Traders are further net-short than yesterday and last week, and the combination of current sentiment and recent changes gives us a stronger EUR/JPY-bullish contrarian trading bias.
EUR/GBP Technical Analysis: Daily Rate Chart (January 2020 to January 2021) (Chart 5)
EUR/GBP rates settled lower by -1.02% over the course of the month, with the British Pound relieved of the burden of a potential ‘no deal, hard Brexit.’ The pair has started to crack down through multi-month range support near 0.8865, which has proved itself numerous times since May 2020. EUR/GBP rates remain below their daily EMA envelope, which is in bearish sequential order. Daily Slow Stochastics are nestled in oversold territory, while daily MACD is trending lower in bearish territory. The path of least resistance appears to be to the downside.
IG Client Sentiment Index: EUR/GBP Rate Forecast (January 29, 2021) (Chart 6)

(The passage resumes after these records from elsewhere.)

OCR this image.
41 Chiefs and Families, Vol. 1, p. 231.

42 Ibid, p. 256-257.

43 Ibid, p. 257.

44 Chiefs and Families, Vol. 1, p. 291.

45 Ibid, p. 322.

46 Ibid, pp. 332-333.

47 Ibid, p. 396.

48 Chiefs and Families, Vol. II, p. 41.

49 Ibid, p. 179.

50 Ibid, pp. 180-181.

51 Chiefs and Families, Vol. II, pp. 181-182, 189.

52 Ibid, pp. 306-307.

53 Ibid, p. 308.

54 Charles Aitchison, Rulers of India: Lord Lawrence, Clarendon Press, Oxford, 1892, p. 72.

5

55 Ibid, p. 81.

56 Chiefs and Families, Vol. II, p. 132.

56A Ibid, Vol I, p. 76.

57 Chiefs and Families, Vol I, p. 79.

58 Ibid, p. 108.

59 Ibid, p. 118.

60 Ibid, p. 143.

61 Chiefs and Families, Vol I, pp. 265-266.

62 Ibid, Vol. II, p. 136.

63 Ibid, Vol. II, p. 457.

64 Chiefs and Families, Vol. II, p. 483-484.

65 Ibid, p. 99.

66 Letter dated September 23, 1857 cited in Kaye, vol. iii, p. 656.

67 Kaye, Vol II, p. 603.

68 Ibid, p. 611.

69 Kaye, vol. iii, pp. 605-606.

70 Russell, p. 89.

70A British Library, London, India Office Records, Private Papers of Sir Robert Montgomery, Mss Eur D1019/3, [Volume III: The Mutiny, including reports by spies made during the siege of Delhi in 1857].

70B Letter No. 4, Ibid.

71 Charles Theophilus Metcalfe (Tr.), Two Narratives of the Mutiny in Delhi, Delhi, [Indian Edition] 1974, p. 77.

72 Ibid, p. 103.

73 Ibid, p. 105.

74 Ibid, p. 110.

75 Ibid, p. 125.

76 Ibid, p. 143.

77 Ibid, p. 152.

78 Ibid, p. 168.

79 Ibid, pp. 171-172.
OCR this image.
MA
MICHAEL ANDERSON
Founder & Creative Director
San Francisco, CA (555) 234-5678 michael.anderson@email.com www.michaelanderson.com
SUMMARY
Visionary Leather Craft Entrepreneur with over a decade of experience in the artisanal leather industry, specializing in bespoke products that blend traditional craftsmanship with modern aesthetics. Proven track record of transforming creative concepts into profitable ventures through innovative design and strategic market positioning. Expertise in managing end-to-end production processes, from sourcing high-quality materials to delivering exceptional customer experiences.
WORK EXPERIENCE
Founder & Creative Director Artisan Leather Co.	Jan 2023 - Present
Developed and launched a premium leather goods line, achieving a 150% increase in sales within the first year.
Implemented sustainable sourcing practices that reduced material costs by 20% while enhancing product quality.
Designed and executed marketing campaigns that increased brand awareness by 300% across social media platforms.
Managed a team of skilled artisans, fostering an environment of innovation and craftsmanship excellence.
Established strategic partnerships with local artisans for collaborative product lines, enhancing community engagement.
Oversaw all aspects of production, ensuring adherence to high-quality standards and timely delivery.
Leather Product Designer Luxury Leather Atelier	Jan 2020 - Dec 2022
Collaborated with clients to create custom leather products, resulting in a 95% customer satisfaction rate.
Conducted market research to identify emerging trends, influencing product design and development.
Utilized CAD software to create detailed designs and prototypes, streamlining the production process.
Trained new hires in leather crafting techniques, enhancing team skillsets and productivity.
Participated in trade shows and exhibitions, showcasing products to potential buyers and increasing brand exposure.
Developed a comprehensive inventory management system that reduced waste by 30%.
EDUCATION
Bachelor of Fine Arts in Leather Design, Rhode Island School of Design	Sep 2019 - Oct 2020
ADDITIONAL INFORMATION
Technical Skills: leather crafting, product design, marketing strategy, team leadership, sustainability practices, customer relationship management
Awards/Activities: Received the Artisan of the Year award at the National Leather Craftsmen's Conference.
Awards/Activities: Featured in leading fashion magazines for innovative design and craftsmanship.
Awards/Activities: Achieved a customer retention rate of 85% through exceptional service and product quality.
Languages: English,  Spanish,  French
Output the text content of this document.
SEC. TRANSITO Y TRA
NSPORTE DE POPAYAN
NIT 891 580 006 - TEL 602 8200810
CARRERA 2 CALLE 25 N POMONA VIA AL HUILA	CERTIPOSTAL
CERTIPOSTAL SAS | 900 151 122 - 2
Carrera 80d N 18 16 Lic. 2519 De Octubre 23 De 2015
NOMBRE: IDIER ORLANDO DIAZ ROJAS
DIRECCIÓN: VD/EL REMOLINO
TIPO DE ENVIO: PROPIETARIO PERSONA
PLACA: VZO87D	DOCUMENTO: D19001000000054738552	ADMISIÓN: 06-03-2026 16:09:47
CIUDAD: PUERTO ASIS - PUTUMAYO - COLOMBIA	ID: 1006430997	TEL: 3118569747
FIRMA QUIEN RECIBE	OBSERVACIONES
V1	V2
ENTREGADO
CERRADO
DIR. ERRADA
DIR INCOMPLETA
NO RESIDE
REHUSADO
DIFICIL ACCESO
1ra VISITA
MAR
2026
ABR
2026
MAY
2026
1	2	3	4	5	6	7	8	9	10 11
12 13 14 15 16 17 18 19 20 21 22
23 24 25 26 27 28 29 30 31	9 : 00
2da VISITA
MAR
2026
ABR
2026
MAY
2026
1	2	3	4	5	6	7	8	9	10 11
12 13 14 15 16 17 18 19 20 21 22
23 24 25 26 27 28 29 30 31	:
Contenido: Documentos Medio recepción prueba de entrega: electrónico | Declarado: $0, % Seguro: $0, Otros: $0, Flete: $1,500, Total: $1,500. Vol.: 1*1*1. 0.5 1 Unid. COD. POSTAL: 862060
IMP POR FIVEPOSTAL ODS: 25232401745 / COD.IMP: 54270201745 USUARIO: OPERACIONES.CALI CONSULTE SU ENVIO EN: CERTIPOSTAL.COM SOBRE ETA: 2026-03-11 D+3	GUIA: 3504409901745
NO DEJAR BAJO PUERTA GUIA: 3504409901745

EUR/GBP: Retail trader data shows 55.12% of traders are net-long with the ratio of traders long to short at 1.23 to 1. The number of traders net-long is 7.66% lower than yesterday and 5.24% higher from last week, while the number of traders net-short is 0.61% higher than yesterday and 9.24% lower from last week.
We typically take a contrarian view to crowd sentiment, and the fact traders are net-long suggests EUR/GBP prices may continue to fall.
Positioning is less net-long than yesterday but more net-long from last week. The combination of current sentiment and recent changes gives us a further mixed EUR/GBP trading bias.